Composite APIs act as aggregators for multiple downstream APIs. These APIs are commonly found in a microservice architecture where data and functionality is maintained by smaller services. Composite APIs can be essential in reducing complexity when business needs to touch on multiple different back-end systems. These APIs are not restricted to workflows or orchestration engines. They simply bring together business components and facilitate that driver of value: reuse. Just as with a conventional API, it is essential that a composite API be targeted in its scope and approach. A composite should not simply mash multiple data schemas into a single large schema. Instead, composite APIs should translate specific tasks into the individual areas downstream that they affect.

For example, a user creating an account at the same time as submitting their first order would need to trigger multiple services: an order service to manage the inventory and kickoff a shipment, a payment processor service, and an account creation service. A composite service receives the request with all the information provided for the order and calls out to these services so they each perform their designated functions. The order service returns the order confirmation number, the payment processor the payment receipt information, and the account creation service confirms the account has been created. The composite service then takes these replies and creates a data model with just the information that needs to be returned to the customer.

Sizing and Scaling

Sharing and reuse of APIs mean that they need to be designed to allow for scaling up of capacity. An API which becomes more and more popular may find itself in a situation where performance starts to degrade as more and more systems start to consume it.

Initial Sizing

A baseline of performance metrics for any API should always be established. At minimum, an API shared with other systems or organizations should be load tested for the following parameters up to at least double (2x) of the anticipated peak usage over the first year:

The upper limit of when the API starts to fail at the currently allocated infrastructure capacity should also be established in terms of both throughput and concurrency.

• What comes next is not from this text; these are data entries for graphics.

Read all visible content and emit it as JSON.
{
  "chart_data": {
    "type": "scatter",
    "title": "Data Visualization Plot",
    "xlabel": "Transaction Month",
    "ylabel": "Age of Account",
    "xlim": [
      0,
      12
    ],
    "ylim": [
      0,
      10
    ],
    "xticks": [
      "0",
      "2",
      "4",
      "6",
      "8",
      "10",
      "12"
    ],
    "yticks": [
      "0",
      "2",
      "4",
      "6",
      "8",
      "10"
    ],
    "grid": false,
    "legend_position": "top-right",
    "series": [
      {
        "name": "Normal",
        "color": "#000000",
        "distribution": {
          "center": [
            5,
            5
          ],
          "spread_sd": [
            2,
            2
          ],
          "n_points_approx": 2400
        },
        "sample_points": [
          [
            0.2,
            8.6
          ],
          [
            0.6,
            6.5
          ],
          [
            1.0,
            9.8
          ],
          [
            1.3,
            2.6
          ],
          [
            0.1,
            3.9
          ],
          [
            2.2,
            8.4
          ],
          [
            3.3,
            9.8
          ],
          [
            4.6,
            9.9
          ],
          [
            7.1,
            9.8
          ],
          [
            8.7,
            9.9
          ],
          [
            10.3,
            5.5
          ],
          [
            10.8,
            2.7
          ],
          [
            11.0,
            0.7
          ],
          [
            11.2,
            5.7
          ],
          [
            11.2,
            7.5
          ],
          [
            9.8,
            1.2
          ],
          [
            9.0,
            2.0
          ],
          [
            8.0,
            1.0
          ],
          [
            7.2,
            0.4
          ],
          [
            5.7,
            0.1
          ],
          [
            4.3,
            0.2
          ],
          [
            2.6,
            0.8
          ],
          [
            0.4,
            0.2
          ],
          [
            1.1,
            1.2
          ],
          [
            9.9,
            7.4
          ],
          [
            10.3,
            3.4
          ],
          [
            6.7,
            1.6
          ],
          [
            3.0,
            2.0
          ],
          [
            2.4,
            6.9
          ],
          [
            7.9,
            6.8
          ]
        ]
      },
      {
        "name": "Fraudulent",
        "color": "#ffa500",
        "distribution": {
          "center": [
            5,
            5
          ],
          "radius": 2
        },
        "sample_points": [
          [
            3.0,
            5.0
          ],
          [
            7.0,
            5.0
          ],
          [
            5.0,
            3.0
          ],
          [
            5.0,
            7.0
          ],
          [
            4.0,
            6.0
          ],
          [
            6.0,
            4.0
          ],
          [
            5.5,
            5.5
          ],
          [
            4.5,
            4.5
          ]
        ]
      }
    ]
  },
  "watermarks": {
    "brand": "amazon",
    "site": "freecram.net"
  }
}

This load testing should be done as a part of a whole system test which puts load on the entire system rather than just a single API to be representative of production scenarios. Baselining Technical and Utility APIs are less critical, but overall system load testing should still be conducted to ensure APIs are not creating performance bottlenecks.

Capacity Scaling

Well-constructed APIs should have relatively little code and not require significant compute capacity. As such, the constraining factor for most APIs are around concurrency (e.g., network connections, threads) rather than capacity (e.g., memory, CPU). Therefore horizontal scaling by adding more containers or VM’s is usually more effective than allocating more compute capacity. There are scenarios where the API is packaged as a part of a more integrated application (e.g., analytics platforms, COTS), in which case the API cannot be scaled independently of the application it exposes.

Throttling and Traffic Management

API Management and Gateway platforms should be deployed for APIs exposed to external or third party consumers. Any APIs shared across the GC or to consumers outside of GC should be using the GC API Store for this. These capabilities provide request throttling and traffic management features, which allows concurrency and throughput to be capped, defers the need to scale the API while removing the risk of API failure should demand exceed capacity. The caveat to this approach is that once the limits are hit, consumers will start receiving either failure or rejection messages even though the actual API remains fully operational. This should only be used to manage against exceptional load and not a replacement for effective scaling of the API.